It’s asado time
Think of chimichurri as the ultimate Argentinian sauce for grilled meats, known down-south as asados. And know that this chimichurri recipe is the real deal. Trust us, Argentinian chimichurri is one sauce you will want in your grilling repertoire this summer.
You can either use chimichurri as the ultimate marinade for meats (and hey, even fish and poultry). Or (and) you can also serve it up as a killer sauce for your grilled meats. Double win here.
Oh and don’t tell the Argentinians, but you can switch up the spices to accommodate your meat. Cooking fish? Think parsley and mint. You can even add fresh cilantro, which is definitely not Argentinian- so shhhhhh! You catch the drift.
Argentinian chimichurri is traditionally made with all fresh spices. Think parsley, oregano and thyme. And it really does make a difference.
However, if you don’t have fresh oregano and thyme handy- don’t sweat it. Substitute for dry spices.

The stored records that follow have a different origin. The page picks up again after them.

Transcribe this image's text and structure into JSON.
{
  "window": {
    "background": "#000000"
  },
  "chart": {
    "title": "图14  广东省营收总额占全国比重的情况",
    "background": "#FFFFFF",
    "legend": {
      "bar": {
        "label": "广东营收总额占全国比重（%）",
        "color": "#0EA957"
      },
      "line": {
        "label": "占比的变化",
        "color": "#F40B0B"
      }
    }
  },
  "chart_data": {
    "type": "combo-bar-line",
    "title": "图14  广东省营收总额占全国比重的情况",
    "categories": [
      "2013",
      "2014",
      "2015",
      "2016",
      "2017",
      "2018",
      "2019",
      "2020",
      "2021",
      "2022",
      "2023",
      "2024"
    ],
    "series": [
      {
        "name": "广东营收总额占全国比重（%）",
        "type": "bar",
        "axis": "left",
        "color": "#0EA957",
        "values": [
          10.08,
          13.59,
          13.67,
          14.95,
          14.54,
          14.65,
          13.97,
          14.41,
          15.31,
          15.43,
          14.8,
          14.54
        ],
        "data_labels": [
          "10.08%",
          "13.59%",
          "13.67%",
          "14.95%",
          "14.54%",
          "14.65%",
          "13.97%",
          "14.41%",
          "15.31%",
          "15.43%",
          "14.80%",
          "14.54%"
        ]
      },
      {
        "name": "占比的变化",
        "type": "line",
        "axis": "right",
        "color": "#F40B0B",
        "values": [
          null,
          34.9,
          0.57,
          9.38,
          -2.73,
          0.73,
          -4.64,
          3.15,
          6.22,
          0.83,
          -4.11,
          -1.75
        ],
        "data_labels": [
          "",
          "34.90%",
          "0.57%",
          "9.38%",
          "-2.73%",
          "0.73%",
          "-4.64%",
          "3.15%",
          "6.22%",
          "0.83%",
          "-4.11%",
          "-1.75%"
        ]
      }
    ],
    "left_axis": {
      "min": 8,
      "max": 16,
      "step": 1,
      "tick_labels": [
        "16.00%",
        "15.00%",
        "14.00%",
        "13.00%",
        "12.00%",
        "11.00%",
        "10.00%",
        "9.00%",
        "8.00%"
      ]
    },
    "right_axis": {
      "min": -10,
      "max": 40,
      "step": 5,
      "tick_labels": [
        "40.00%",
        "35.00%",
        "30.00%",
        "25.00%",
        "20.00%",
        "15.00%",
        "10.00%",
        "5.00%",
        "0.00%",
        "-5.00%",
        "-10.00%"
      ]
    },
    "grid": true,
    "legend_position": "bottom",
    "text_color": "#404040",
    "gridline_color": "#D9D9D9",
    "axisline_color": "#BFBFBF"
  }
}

In terms of the olive oil, you will want to use a good one. You don’t have to majorly splurge, but think salad-dressing-good.
And let it reeest
Keep your chimichurri simple, and make sure you let it reeeeest. You need to allow the flavors to meld into perfection for real Argentinian chimichurri. So let it rest for at least an hour before using, or refrigerate in an airtight container for up to three days.
Traditional Argentinian Chimichurri
- 20 g flat-leaf parsley very finely minced
- 1 tablespoon fresh oregano very finely minced
- 1 teaspoon fresh thyme leaves only
- 1/4 teaspoon ground cumin
- 1/3 cup extra virgin olive oil
- 2 tablespoons red wine vinegar
- 2 cloves garlic ran through a press
- 1/2 chili seeded and very finely minced
- zest of half a lemon
- juice of half a lemon
- pinch cane sugar
- kosher salt to taste
- freshly ground pepper to taste
- In a small bowl, thoroughly mix together all the ingredients. Cover and let rest at room temperature for at least an hour, to allow the flavors to meld.
- Refrigerate in an airtight container for up to three days.